Nun steht auf der Seite schon wieder fälschlicherweise "Halunken" mit einem 'l'.
Das Wortspiel mit den Menschen in Halle soll aber natürlich gerade in jedem Wort den Namen der Stadt widerspiegeln, deswegen heißt es richtig "Halloren, Hallenser und Hallunken".
Kann das endlich mal dauerhaft richtig dort stehen bleiben?
Liebe Wikis,
als ich mich auf meinem kürzlichen Klassentreffen als Wikipedianer outete, wurde mir von einem Berliner sofort der eigentümliche Streit um die Links um die Ohren gehauen. Jetzt scheint anonymus einen neuen Zank über die Halunken zu inszenieren.
Als ein offenes Portal muss die Wikipedia damit umgehen können. Der schlechte Eindruck fällt auf den Verfasser zurück.
Ich halte es für legitim, dass man sich ein wenig besser darstellt als man eigentlich ist. Insofern sollte man die schlechten Seiten von Halle, die sie wie jede andere Stadt natürlich auch hat, nicht als einen von zwei links stehen lassen. Mewes 07:41, 24. Mai 2005 (CEST)

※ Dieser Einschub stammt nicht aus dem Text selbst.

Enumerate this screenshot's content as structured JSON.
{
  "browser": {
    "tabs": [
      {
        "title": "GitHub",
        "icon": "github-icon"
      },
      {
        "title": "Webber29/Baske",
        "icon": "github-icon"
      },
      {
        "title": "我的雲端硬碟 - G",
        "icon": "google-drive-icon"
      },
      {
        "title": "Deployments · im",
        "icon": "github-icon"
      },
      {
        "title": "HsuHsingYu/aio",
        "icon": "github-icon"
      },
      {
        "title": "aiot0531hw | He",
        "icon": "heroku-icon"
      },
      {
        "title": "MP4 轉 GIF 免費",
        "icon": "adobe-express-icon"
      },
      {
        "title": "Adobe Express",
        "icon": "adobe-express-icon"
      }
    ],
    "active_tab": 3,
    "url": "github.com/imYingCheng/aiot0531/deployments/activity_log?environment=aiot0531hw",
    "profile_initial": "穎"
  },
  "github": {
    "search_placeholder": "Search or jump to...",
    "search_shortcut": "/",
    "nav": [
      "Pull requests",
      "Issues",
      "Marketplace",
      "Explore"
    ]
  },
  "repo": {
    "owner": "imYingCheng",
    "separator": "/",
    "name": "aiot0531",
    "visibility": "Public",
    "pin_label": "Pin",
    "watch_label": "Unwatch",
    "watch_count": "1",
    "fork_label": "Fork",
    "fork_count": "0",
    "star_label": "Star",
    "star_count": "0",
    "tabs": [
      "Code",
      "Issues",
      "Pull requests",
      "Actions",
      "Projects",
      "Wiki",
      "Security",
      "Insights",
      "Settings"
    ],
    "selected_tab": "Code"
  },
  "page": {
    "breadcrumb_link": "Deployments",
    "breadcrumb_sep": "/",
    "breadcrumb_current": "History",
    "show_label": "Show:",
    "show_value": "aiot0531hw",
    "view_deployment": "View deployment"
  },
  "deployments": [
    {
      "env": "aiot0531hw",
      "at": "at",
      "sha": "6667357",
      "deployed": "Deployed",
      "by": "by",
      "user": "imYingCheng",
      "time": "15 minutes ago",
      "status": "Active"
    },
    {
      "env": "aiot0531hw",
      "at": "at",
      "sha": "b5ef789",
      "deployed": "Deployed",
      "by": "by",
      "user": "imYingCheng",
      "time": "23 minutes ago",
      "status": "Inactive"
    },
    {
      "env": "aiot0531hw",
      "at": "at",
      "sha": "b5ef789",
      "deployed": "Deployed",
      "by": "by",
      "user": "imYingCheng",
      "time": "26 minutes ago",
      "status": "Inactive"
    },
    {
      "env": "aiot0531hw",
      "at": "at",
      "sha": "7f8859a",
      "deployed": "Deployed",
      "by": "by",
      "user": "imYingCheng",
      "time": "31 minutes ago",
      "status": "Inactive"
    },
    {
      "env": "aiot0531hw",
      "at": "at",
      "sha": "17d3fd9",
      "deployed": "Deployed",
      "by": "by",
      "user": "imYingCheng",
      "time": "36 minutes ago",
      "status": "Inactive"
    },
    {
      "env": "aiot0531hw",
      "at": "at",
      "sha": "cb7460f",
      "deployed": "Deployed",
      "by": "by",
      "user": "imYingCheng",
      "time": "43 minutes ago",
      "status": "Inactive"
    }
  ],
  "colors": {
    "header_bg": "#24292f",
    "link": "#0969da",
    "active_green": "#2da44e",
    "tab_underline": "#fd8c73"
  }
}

So, damit ich hier nicht länger mit irgendwelchen anonymen Stänkerfritzen verwechselt werde, habe ich mich nunmehr angemeldet! Besser so? Das "Halunken" werde ich nun gleich korrigieren. MikeHalle
- ich habe es wieder geändert; die Stadt Halle vertreten durch das Stadtmarketing der Stadt spricht von Halunken. Wenn es andere bessere Quellen gibt lasse ich mich auch gern überzeugen...Sicherlich Sicherlich 10:46, 5. Jun 2005 (CEST)
Gib einfach mal in Google die Worte Halle+Saale+Halloren+Hallunken ein, dann wirst du jede Menge Quellen finden, die von "Halloren, Hallensern und Hallunken" sprechen! MikeHalle
- warum nur halte ich das Stadtmarketing der Stadt Halle (Saale) für die bessere Quelle als google? dort finde ich auch über 8.000 Seiten für Schnitzelmitkartoffelsalat ;)... Sicherlich Sicherlich 17:47, 8. Jun 2005 (CEST)

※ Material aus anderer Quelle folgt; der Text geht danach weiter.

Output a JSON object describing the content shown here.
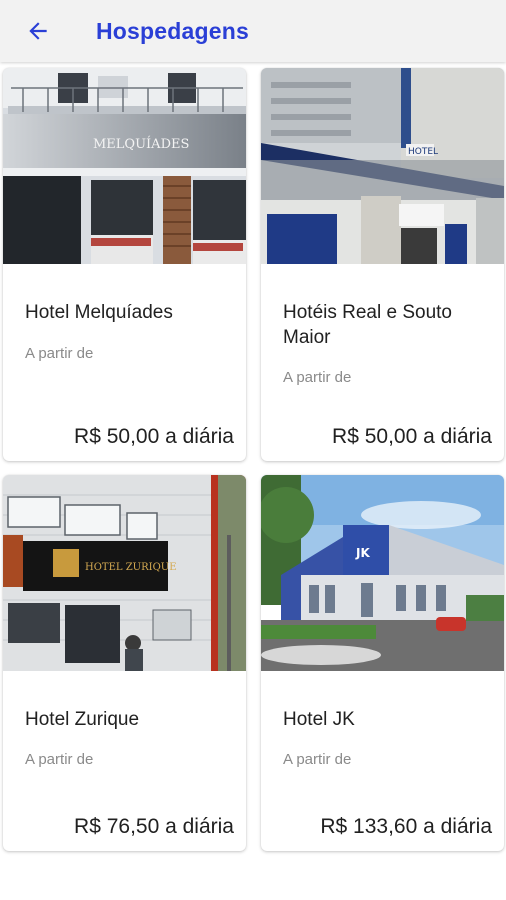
{
  "header": {
    "title": "Hospedagens",
    "back_icon": "arrow-left-icon",
    "title_color": "#2a3fd6"
  },
  "hotels": [
    {
      "name": "Hotel Melquíades",
      "from_label": "A partir de",
      "price": "R$ 50,00 a diária",
      "sign_text": "MELQUÍADES"
    },
    {
      "name": "Hotéis Real e Souto Maior",
      "from_label": "A partir de",
      "price": "R$ 50,00 a diária",
      "sign_text": "HOTEL"
    },
    {
      "name": "Hotel Zurique",
      "from_label": "A partir de",
      "price": "R$ 76,50 a diária",
      "sign_text": "HOTEL ZURIQUE"
    },
    {
      "name": "Hotel JK",
      "from_label": "A partir de",
      "price": "R$ 133,60 a diária",
      "sign_text": "JK"
    }
  ]
}
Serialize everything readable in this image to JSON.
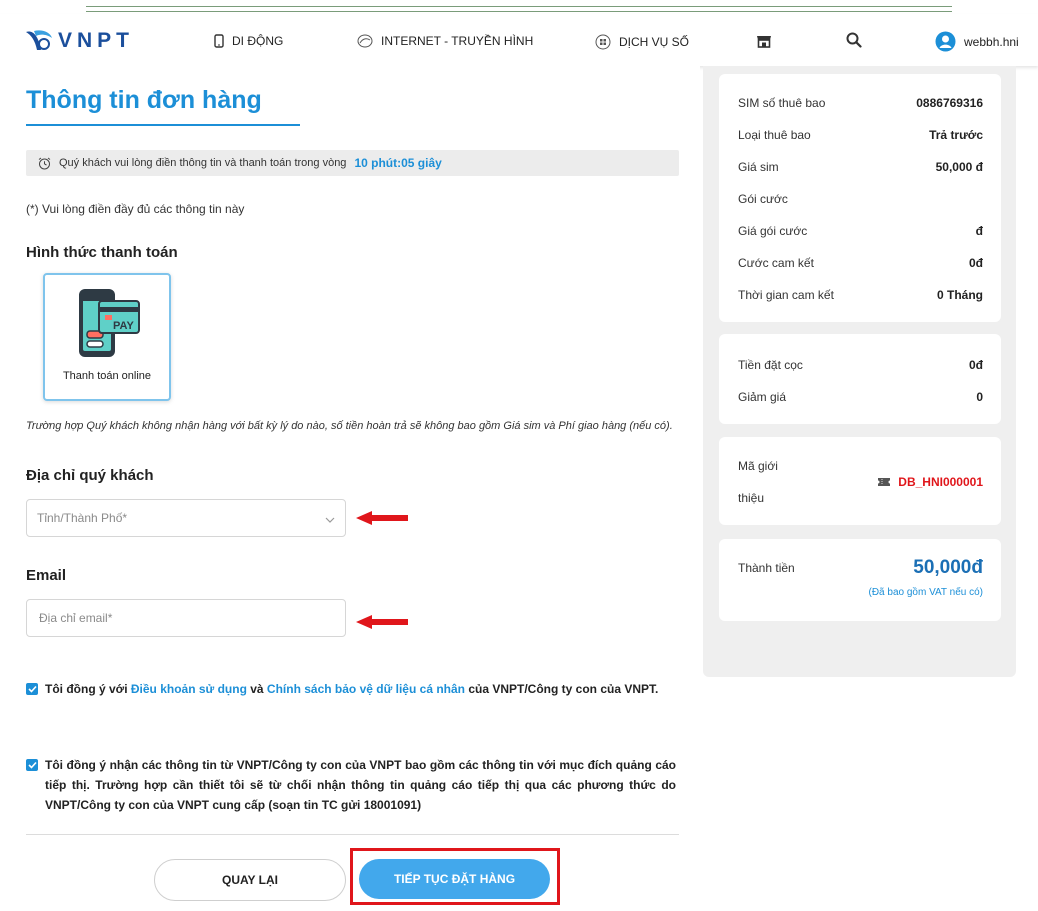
{
  "header": {
    "logo_text": "VNPT",
    "nav": {
      "mobile": "DI ĐỘNG",
      "internet": "INTERNET - TRUYỀN HÌNH",
      "digital": "DỊCH VỤ SỐ"
    },
    "username": "webbh.hni"
  },
  "page": {
    "title": "Thông tin đơn hàng",
    "timer_text": "Quý khách vui lòng điền thông tin và thanh toán trong vòng",
    "timer_value": "10 phút:05 giây",
    "required_note": "(*) Vui lòng điền đầy đủ các thông tin này",
    "payment_heading": "Hình thức thanh toán",
    "payment_option": "Thanh toán online",
    "refund_note": "Trường hợp Quý khách không nhận hàng với bất kỳ lý do nào, số tiền hoàn trả sẽ không bao gồm Giá sim và Phí giao hàng (nếu có).",
    "address_heading": "Địa chỉ quý khách",
    "province_placeholder": "Tỉnh/Thành Phố*",
    "email_heading": "Email",
    "email_placeholder": "Địa chỉ email*",
    "consent1": {
      "prefix": "Tôi đồng ý với ",
      "link1": "Điều khoản sử dụng",
      "mid": " và ",
      "link2": "Chính sách bảo vệ dữ liệu cá nhân",
      "suffix": " của VNPT/Công ty con của VNPT."
    },
    "consent2": "Tôi đồng ý nhận các thông tin từ VNPT/Công ty con của VNPT bao gồm các thông tin với mục đích quảng cáo tiếp thị. Trường hợp cần thiết tôi sẽ từ chối nhận thông tin quảng cáo tiếp thị qua các phương thức do VNPT/Công ty con của VNPT cung cấp (soạn tin TC gửi 18001091)",
    "back_button": "QUAY LẠI",
    "continue_button": "TIẾP TỤC ĐẶT HÀNG"
  },
  "summary": {
    "details": [
      {
        "label": "SIM số thuê bao",
        "value": "0886769316"
      },
      {
        "label": "Loại thuê bao",
        "value": "Trả trước"
      },
      {
        "label": "Giá sim",
        "value": "50,000 đ"
      },
      {
        "label": "Gói cước",
        "value": ""
      },
      {
        "label": "Giá gói cước",
        "value": "đ"
      },
      {
        "label": "Cước cam kết",
        "value": "0đ"
      },
      {
        "label": "Thời gian cam kết",
        "value": "0 Tháng"
      }
    ],
    "deposit": [
      {
        "label": "Tiền đặt cọc",
        "value": "0đ"
      },
      {
        "label": "Giảm giá",
        "value": "0"
      }
    ],
    "referral_label_line1": "Mã giới",
    "referral_label_line2": "thiệu",
    "referral_code": "DB_HNI000001",
    "total_label": "Thành tiền",
    "total_value": "50,000đ",
    "total_note": "(Đã bao gồm VAT nếu có)"
  },
  "colors": {
    "brand_blue": "#1c8fd7",
    "button_blue": "#42a8ec",
    "highlight_red": "#e0161b",
    "referral_red": "#e0161b"
  }
}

- ich habe die Stadt halle mal angemailt und nochmals nachgefragt wie sie das sehen; schau mer mal ...Sicherlich Sicherlich 18:02, 8. Jun 2005 (CEST)
Nur mal eine Notiz von einem Hallunken. Ich bin sowohl zugezogener in Halle, als auch Spieler im Frisbee-Team, das Hallunken heißt. hallunken.de.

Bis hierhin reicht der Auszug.